Roberto Medina - Havia algo mais. A minha família foi vítima de perseguição da ditadura. Quando vem a abertura democrática, ela aconteceu dentro do Rock In Rio, com Tancredo Neves [presidente eleito em Janeiro de1985] e tudo mais. Aquilo me inspirou, não só a mim, mas muito jovens daquela época se inspiravam naquele momento que se viva de transição. Foram 25 anos de ditadura.
Havia 2 aspetos. Era um produto que eu estava criando, um inconformismo de um publicitário. Já tinha a minha agência de propaganda grande no Brasil, era 'publicitário do ano' . Eu via propaganda em 360°, como vejo hoje. Estamos aqui na rádio e as ferramentas mudaram e se complementam. Não existe uma boa campanha que não tenha rádio, televisão, porque é diferente quando se mede a audiência com os 'streamings' e os 'likes'. O importante na comunicação é tocar o coração da pessoa e isso se isso com o conjunto do ambiente das ferramentas de comunicação. Então ninguém perde a importância nesse processo.
Na altura faltava isso ao Brasil?
Roberto Medina - Completamente. Há 40 anos, eram basicamente aqueles media académicos, o jornal, a rádio, a televisão e pouca coisa mais. Resolvia-se um projeto de comunicação com um dia na televisão, mais uma capa de jornal e estava resolvido. Eu achava que não era aquilo. A propaganda tinha que contaminar o entorno e era uma voz meio perdida na multidão dos publicitários. Esse produto foi criado também com essa visão.

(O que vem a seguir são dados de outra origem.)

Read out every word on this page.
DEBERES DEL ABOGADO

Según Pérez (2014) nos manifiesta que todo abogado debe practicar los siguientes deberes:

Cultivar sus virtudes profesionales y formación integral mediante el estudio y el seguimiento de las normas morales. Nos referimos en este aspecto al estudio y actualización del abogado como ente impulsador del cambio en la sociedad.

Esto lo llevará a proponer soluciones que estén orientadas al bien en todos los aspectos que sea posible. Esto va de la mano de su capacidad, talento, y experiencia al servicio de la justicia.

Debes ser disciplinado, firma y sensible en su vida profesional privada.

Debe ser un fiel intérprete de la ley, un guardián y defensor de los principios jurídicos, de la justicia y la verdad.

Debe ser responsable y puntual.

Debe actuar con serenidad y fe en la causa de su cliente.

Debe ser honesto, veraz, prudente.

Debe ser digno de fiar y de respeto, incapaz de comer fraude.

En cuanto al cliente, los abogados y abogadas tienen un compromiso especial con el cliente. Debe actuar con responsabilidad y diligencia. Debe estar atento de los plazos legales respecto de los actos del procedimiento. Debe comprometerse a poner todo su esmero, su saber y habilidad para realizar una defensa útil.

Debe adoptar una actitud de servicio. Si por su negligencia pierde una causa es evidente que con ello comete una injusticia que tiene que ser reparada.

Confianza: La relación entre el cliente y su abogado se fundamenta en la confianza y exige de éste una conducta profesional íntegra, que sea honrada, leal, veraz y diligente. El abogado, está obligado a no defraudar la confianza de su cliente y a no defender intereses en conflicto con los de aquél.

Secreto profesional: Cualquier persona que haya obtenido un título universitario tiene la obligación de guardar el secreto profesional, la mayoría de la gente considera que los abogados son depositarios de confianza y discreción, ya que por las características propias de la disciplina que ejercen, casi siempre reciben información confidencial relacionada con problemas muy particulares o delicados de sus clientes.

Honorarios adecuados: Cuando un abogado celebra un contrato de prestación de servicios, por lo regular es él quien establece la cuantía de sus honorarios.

A companhia de cerveja que investiu naquela época 20 milhões de dólares no evento. E não passou de 1 para 20, não havia investimento em espetáculos ao vivo. Não existia isso no Brasil. Ali foi uma 'virada' de momento brasileiro. Eu não fui à companhia e ninguém me perguntou que ia cantar. Compraram uma campanha de comunicação. Eu fui vender uma campanha de comunicação e ao longo do processo de construção, fui aprendendo a coisa do rock, do metal, do new wave. Comecei a aprender, comecei a ouvir aquilo para poder entender. A minha proposta, o meu projeto era muito mais com a visão de uma pessoa de comunicação do que uma do entretenimento.
Roberta Medina - Para criar uma mobilização.
O Roberto ficou surpreendido com a mobilização do primeiro Rock In Rio ?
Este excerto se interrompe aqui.